2。個々の準備は、発作アッセイのためにハエ
- 2日齢の発作に敏感なハエを養う標準酵母/コーンミール/寒天培地または標準のメディアのいずれかの薬剤と直接混合。ここに提示されたデータについては、ハエは1合のどちらかを与えたfは、標準培地または標準培地1gのメトホルミン25mgの混合した。
- ハエは、個々の空のバイアルに優しいタップして、それらを転送し、綿栓でバイアル、キャップ、メディアまたはメディア+薬剤に2日間飼育した後。ハエは、観察前に20分間静置することができます。それは、これまでの研究は、無麻酔ハエ14と比較して、麻酔露出が動作を変更することができます発見したように前に行動観察時間以内にハエを麻酔しないことが重要です。
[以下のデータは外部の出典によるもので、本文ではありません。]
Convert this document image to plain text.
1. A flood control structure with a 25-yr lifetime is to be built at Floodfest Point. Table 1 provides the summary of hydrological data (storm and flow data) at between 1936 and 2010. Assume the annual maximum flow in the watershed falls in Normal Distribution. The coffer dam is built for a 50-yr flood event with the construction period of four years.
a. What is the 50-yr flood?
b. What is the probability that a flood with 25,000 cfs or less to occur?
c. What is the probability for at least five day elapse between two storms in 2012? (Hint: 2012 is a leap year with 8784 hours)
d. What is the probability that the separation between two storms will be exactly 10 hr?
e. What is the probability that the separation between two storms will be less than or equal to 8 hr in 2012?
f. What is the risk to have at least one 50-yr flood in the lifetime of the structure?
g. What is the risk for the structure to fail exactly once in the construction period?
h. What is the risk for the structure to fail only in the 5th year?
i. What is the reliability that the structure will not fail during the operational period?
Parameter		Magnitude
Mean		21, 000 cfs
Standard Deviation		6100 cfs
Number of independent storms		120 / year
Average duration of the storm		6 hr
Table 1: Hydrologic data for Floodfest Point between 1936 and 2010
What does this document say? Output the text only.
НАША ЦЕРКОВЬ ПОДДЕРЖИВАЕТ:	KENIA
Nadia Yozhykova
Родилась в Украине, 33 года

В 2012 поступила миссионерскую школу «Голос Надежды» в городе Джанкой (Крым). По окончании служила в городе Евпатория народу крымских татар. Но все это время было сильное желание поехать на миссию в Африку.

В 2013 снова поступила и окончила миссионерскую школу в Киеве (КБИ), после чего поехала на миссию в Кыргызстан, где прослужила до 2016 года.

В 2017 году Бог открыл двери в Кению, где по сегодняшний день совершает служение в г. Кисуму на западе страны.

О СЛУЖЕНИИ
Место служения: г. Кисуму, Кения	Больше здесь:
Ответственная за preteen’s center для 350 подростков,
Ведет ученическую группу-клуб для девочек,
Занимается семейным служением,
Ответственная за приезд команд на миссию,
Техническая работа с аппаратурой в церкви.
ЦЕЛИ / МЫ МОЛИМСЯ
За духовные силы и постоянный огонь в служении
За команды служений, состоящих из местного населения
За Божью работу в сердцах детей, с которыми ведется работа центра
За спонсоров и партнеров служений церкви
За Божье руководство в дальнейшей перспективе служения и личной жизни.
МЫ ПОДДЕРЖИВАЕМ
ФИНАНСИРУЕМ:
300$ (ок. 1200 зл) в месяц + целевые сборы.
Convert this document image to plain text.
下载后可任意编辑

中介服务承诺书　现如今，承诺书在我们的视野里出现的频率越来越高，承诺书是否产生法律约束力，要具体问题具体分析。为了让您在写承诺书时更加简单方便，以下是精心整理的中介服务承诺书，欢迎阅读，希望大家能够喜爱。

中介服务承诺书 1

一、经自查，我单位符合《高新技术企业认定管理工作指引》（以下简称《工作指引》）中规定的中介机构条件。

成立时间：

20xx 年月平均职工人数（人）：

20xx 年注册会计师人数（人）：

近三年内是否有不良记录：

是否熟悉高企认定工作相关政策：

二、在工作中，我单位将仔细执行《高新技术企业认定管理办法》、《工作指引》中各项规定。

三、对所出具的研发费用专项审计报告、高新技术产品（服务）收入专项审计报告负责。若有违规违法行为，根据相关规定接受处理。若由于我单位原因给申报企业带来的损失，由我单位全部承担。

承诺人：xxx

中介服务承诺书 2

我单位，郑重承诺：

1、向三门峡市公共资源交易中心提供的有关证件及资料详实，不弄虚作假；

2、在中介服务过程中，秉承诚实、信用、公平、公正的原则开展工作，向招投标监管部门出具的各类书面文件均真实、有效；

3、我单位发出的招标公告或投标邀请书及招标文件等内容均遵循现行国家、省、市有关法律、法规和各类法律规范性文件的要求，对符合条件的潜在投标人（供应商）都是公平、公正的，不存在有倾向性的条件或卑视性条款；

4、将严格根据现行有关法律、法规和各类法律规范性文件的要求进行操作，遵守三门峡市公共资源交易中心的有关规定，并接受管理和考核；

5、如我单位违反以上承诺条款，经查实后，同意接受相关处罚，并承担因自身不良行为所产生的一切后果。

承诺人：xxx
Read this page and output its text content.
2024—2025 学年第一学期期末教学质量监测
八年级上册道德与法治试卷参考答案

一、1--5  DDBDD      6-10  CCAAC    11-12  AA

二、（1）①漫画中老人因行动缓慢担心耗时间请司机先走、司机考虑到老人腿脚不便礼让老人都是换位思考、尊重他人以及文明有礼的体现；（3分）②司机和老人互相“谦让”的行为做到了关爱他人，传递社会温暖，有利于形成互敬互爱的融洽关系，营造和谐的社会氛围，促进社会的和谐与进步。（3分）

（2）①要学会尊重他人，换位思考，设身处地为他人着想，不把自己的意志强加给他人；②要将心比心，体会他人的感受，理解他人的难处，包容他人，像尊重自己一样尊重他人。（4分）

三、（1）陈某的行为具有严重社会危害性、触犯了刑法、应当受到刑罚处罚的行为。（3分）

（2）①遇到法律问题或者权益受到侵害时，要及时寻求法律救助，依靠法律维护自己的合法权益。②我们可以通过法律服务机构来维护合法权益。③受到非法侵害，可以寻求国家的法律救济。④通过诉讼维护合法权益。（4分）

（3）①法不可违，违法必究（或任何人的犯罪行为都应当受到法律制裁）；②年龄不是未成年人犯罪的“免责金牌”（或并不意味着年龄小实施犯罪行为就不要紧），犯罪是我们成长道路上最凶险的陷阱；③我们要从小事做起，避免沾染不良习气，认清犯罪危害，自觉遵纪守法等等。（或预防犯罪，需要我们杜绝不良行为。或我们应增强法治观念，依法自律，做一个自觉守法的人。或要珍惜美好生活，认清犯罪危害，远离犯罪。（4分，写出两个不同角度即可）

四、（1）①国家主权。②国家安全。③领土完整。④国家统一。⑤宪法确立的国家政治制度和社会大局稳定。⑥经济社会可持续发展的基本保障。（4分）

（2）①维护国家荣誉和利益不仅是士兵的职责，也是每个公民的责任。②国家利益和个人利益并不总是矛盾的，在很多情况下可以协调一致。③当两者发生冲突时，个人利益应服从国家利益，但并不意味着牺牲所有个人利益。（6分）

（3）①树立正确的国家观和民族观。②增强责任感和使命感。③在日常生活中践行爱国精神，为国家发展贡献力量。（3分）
- 10秒間、最高の設定を使用してラボボルテックス上で単一のフライを含む渦個々のバイアル。直接紙の上に取り付けウェブカメラ下の白紙白いシートに固定化されたフライを置きます。
3。録画
- HandyAviソフトウェアプログラムを用いて、移動またはSLA録音http://www.azcendant.com/download.htmを 。このプログラムは、Webカメラを使用していますユーザ設定に基づいて画像を取り込む。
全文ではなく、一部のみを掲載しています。